Predicting Rugby 7s Positions with Match-Play Statistics
The American Statistical Association for its 2019 Datafest, provided teams with a large dataset featuring one season’s worth of self-reported wellness data, training data, match results and match-play data for the Canadian Female Rugby team. The objective proposed by the organizers was simply to derive some insights from it. In choosing how to analyze the data, we found that because there were so few match results, it wouldn’t be statistically sound to attempt to find correlations. Instead, we found that we could make very accurate predictions about how obedient players were about the positions they were supposed to play on a second-to-second basis.
How consistently professional rugby players, or any team sport players for that matter, stick to the positions determined by the coach can be the difference between winning and losing matches. We:
• Leveraged millions of geospatial time-series data points from the Canadian Female Rugby 7s team season-long match-play data to get summary statistics on a second per second basis.

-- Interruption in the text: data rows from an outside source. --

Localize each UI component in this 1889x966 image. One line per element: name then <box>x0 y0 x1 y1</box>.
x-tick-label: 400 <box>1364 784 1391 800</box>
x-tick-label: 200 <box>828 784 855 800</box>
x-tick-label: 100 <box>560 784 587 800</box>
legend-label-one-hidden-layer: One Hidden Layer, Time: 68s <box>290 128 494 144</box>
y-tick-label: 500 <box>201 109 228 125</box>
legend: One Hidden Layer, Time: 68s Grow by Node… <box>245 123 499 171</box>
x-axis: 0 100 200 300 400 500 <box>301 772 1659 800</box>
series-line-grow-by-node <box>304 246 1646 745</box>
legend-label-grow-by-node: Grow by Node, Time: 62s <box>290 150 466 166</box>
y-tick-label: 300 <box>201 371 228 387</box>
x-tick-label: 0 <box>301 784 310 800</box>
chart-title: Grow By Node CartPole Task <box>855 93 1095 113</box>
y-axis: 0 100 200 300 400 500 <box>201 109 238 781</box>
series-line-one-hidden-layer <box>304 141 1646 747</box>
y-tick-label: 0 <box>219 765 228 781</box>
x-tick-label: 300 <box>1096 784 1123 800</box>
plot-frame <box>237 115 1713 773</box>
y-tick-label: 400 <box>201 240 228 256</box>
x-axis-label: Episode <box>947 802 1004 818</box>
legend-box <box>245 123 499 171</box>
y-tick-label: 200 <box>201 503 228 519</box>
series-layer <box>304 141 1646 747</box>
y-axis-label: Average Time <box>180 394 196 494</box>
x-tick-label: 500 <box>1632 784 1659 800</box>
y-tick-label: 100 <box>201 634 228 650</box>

• Implemented two unsupervised models to predict the player positions at any given moment during any given game. One was a decision tree based on speed, distance and acceleration distributions drawn from a Rugby-specific academic paper. The other was a k-means model with k=6 accounting for 5 player positions and the bench. These models yielded an accuracy of 73% and 82% respectively.
• Won “Best Use of External Data” at American Statistical Association (ASA) Datafest 2019 competition.
Summary
Using data from the Canadian female rugby team, my team and I won the American Statistical Association’s “Best Use of External Data” at their 2019 Datafest competition by predicting how well each player stuck the position they were assigned to play.